Parental Challenges: Religion

There are so many things that are challenging for me as a parent, and some things that come easily to me.  One thing that is unexpectedly challenging for me is religious upbringing.

I grew up in a Catholic home.  I always looked at it as...I'm Catholic. I didn't give it much thought pre-college.  I mean I thought about religion...I just took for granted that I was Catholic...and didn't really think about other Christian denominations.

But, parenting religiously?  It's a hard thing to do.  Brian is not Catholic.  That didn't phase me before.

HA!  How little I knew back then.  Do you ever wish you could go back in time and tell yourself things?  This is one of those things.  It wouldn't have changed my marrying Brian, but I would have better prepared ourselves, myself, for the future responsibilities I was to face.

So, along come kids, and how fun it is to take a baby to church.  Really...I liked it.  Everyone doted on them and talked about how sweet and cute they were/are.  Then they hit the toddler years and you just feel overwhelmed.  They don't want to sit still...they get bored...oy!  But, I didn't feel like the nursery was a place for my kids at church.  If they're going to come, they're there for a reason, once baptized they are members of the church so they should be in church.  And I like the idea of family being together in church.

Truly...my kids are REALLY well behaved in church.  I'm very blessed, but even with one or both (yes, I have taken both!) with me things still feel off.  I am surrounded by families consisting of not just mom ands kids but dads.  I have never felt so...alone.  I took for granted that my family all went together all of those years.  And a heavy weight began to sit on my shoulders.  The realization that I have a VERY big responsibility before me.  Much bigger than past me ever could have realized.  You worry so much about their physical and mental health that you sometimes lose sight of their spiritual well being.

Now I would NEVER force Brian to go to church with me.  He does go on Easter and Christmas with us.  But, as our kids get older I want them to know that religion, faith, means something to their parents.  And what better way to model that then to pray at home, have conversations about God, and to go to church.

But, with Brian's discomfort with the Catholic Church I have really struggled lately with "is this where my family belongs".  I don't by any means agree with all of the Catholic man-made teachings.  I do understand that with any ancient organization it will take a looong time to create change though.  So, do I abandon the Catholic Church for something different.  And when I look at other churches online or through talking to others they just don't sound right for me.  I belong in the Catholic church...this came to me through a lot of prayer, talks with my mom, and a lot of research.

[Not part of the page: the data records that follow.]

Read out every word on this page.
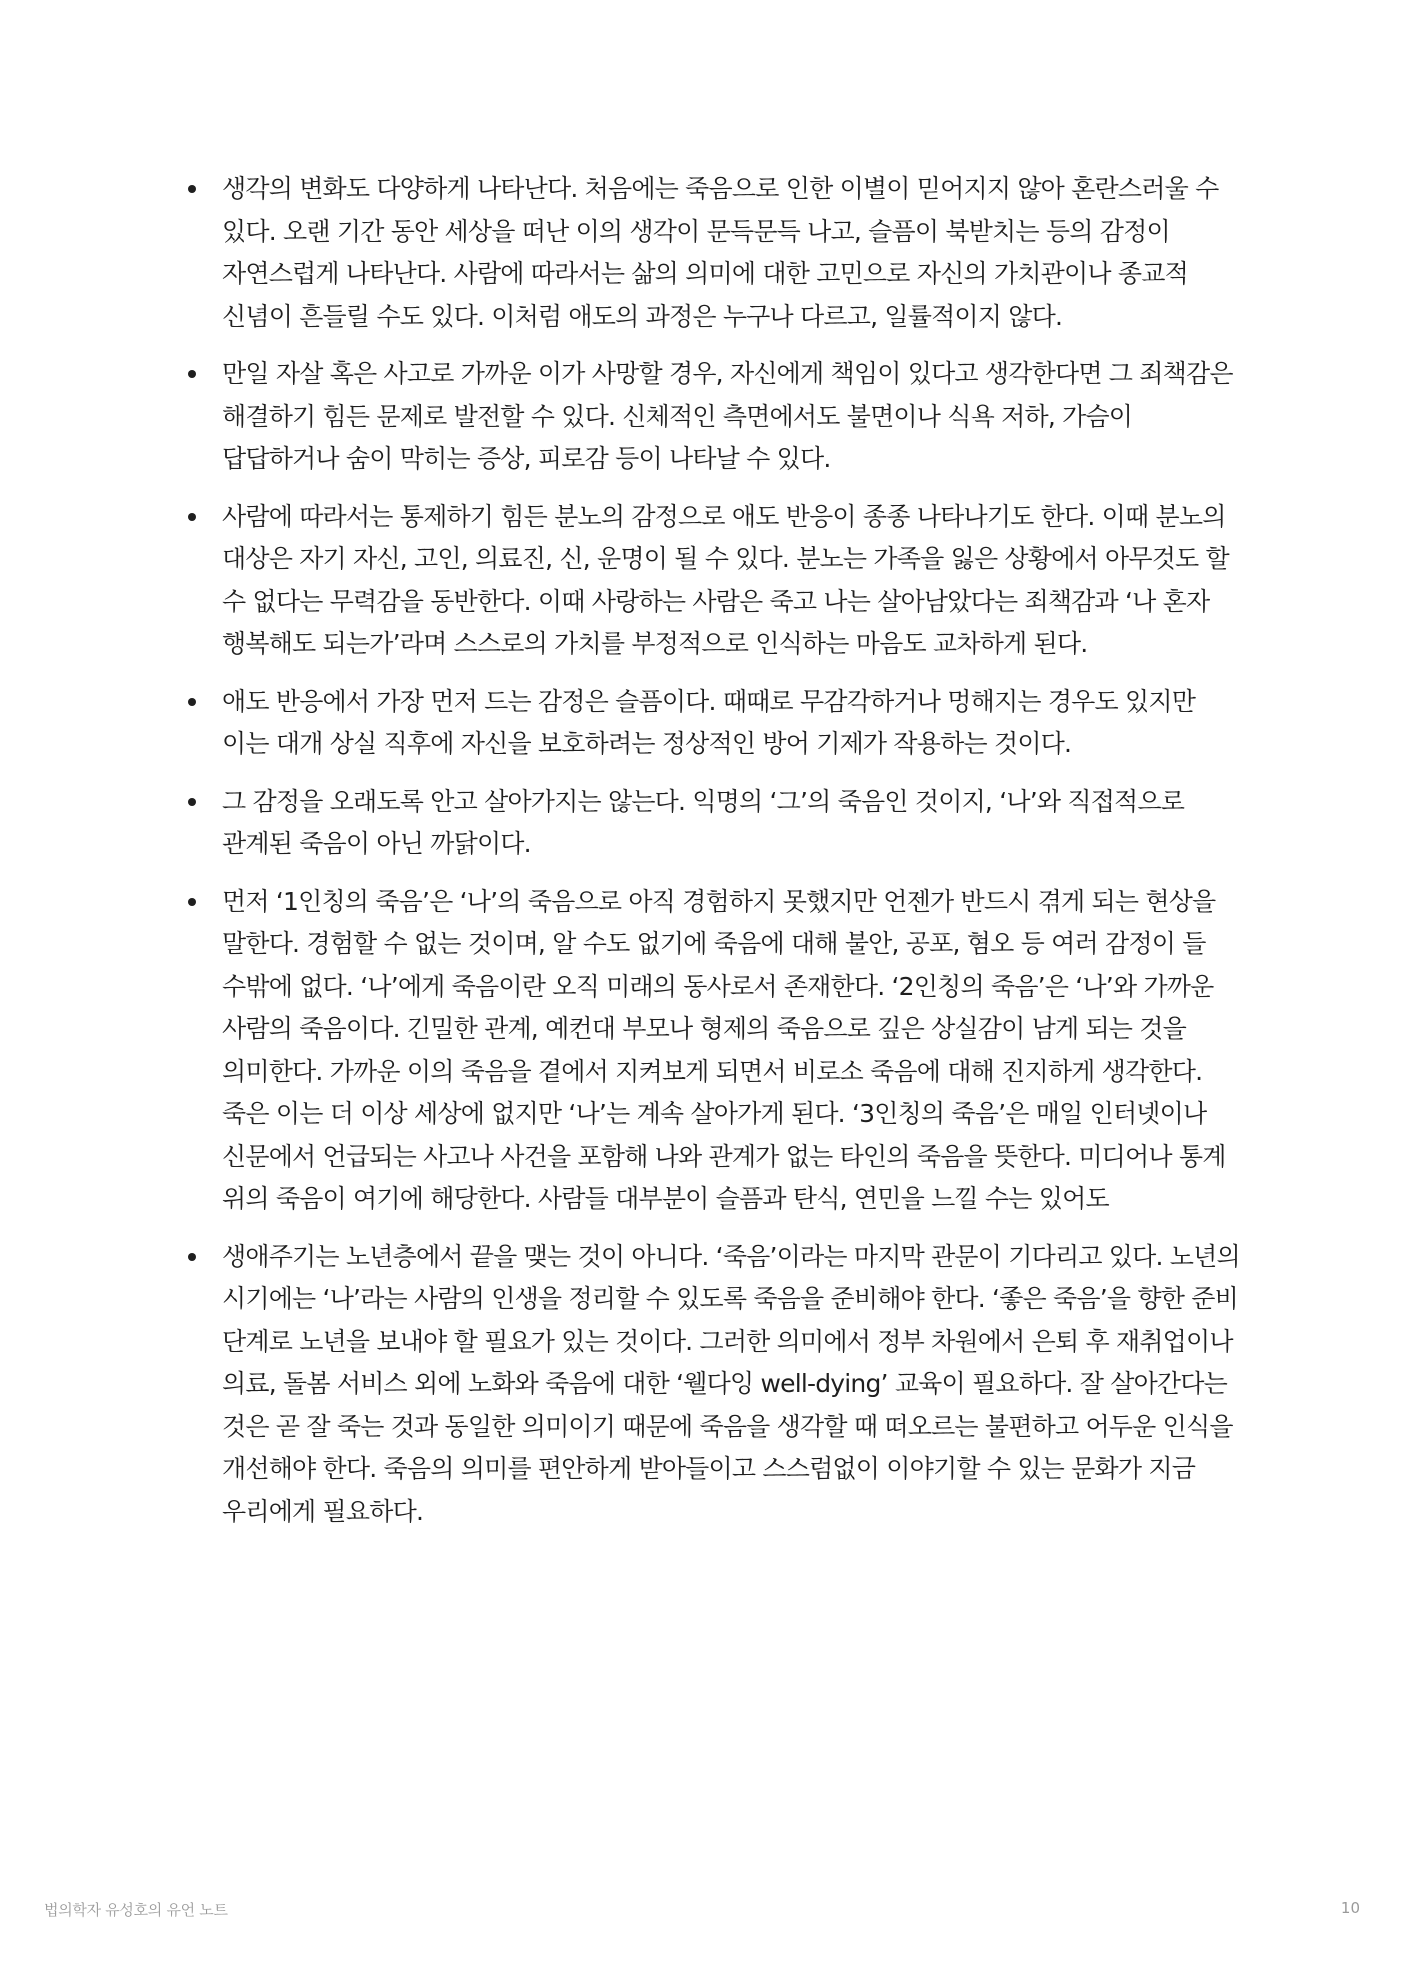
생각의 변화도 다양하게 나타난다. 처음에는 죽음으로 인한 이별이 믿어지지 않아 혼란스러울 수 있다. 오랜 기간 동안 세상을 떠난 이의 생각이 문득문득 나고, 슬픔이 북받치는 등의 감정이 자연스럽게 나타난다. 사람에 따라서는 삶의 의미에 대한 고민으로 자신의 가치관이나 종교적 신념이 흔들릴 수도 있다. 이처럼 애도의 과정은 누구나 다르고, 일률적이지 않다.
만일 자살 혹은 사고로 가까운 이가 사망할 경우, 자신에게 책임이 있다고 생각한다면 그 죄책감은 해결하기 힘든 문제로 발전할 수 있다. 신체적인 측면에서도 불면이나 식욕 저하, 가슴이 답답하거나 숨이 막히는 증상, 피로감 등이 나타날 수 있다.
사람에 따라서는 통제하기 힘든 분노의 감정으로 애도 반응이 종종 나타나기도 한다. 이때 분노의 대상은 자기 자신, 고인, 의료진, 신, 운명이 될 수 있다. 분노는 가족을 잃은 상황에서 아무것도 할 수 없다는 무력감을 동반한다. 이때 사랑하는 사람은 죽고 나는 살아남았다는 죄책감과 ‘나 혼자 행복해도 되는가’라며 스스로의 가치를 부정적으로 인식하는 마음도 교차하게 된다.
애도 반응에서 가장 먼저 드는 감정은 슬픔이다. 때때로 무감각하거나 멍해지는 경우도 있지만 이는 대개 상실 직후에 자신을 보호하려는 정상적인 방어 기제가 작용하는 것이다.
그 감정을 오래도록 안고 살아가지는 않는다. 익명의 ‘그’의 죽음인 것이지, ‘나’와 직접적으로 관계된 죽음이 아닌 까닭이다.
먼저 ‘1인칭의 죽음’은 ‘나’의 죽음으로 아직 경험하지 못했지만 언젠가 반드시 겪게 되는 현상을 말한다. 경험할 수 없는 것이며, 알 수도 없기에 죽음에 대해 불안, 공포, 혐오 등 여러 감정이 들 수밖에 없다. ‘나’에게 죽음이란 오직 미래의 동사로서 존재한다. ‘2인칭의 죽음’은 ‘나’와 가까운 사람의 죽음이다. 긴밀한 관계, 예컨대 부모나 형제의 죽음으로 깊은 상실감이 남게 되는 것을 의미한다. 가까운 이의 죽음을 곁에서 지켜보게 되면서 비로소 죽음에 대해 진지하게 생각한다. 죽은 이는 더 이상 세상에 없지만 ‘나’는 계속 살아가게 된다. ‘3인칭의 죽음’은 매일 인터넷이나 신문에서 언급되는 사고나 사건을 포함해 나와 관계가 없는 타인의 죽음을 뜻한다. 미디어나 통계 위의 죽음이 여기에 해당한다. 사람들 대부분이 슬픔과 탄식, 연민을 느낄 수는 있어도
생애주기는 노년층에서 끝을 맺는 것이 아니다. ‘죽음’이라는 마지막 관문이 기다리고 있다. 노년의 시기에는 ‘나’라는 사람의 인생을 정리할 수 있도록 죽음을 준비해야 한다. ‘좋은 죽음’을 향한 준비 단계로 노년을 보내야 할 필요가 있는 것이다. 그러한 의미에서 정부 차원에서 은퇴 후 재취업이나 의료, 돌봄 서비스 외에 노화와 죽음에 대한 ‘웰다잉 well-dying’ 교육이 필요하다. 잘 살아간다는 것은 곧 잘 죽는 것과 동일한 의미이기 때문에 죽음을 생각할 때 떠오르는 불편하고 어두운 인식을 개선해야 한다. 죽음의 의미를 편안하게 받아들이고 스스럼없이 이야기할 수 있는 문화가 지금 우리에게 필요하다.
법의학자 유성호의 유언 노트	10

This didn't solve my family dilemma though.  More often than not both kids are clamoring to go to church with me, and while I adore having them with me it also makes it a lot harder to get anything out of going.  I spend my time making sure people aren't dropping things under pews, falling off of kneelers, and very little time being "present."  Usually I take turns each week...one week Gabriel goes, the next Lorelai goes, and on days I lector I go by myself.

Last week, while getting in the car, Brian was helping to put Gabriel in his car seat while I got Lorelai set up.  And Gabriel asked Brian why he wasn't coming to church.  WOW!  We thought we had a while before he was able to make that observation.  And Brian was clearly at a loss for words.  I made up some lame excuse about how he had to take care of the dogs.  But, that didn't satisfy Gabriel.  The entire mass he wanted to know why the 3 of us came and Brian didn't.  How do you explain to your 3 year old that Catholic beliefs leave his dad feeling left out?  An outsider in a situation where all should feel welcome?

Mostly I want my kids to know that God is of the upmost importance in his parents' lives.  And Brian, being the awesome dad that he is, has offered to come to church with us, to help me teach that important lesson to our children (especially our incredibly inquisitive son).  He has also read a book about Catholicism so he can understand it better and help teach our kids about it more effectively, and someday, when they can understand better, what his disagreements are with the church.  But, what matters now is that we provide a unified front that God is important to us...and we'll confront the "Catholic" issues as they arise.

You can already tell that church is important to Gabriel.  He has asked me at least once every day in the last week if we can go to church.  He adores the hymns.  I'm so glad that he sees this as something he can share with his mommy.  And I am so thankful that now he'll be able to share it with his Daddy as well.  I never thought I'd stress as much about this way back when we were planning our wedding as I have the last few months.

God has truly blessed me with a husband who is willing to see beyond differences and help me in raising children of faith in the best way that I/we know how.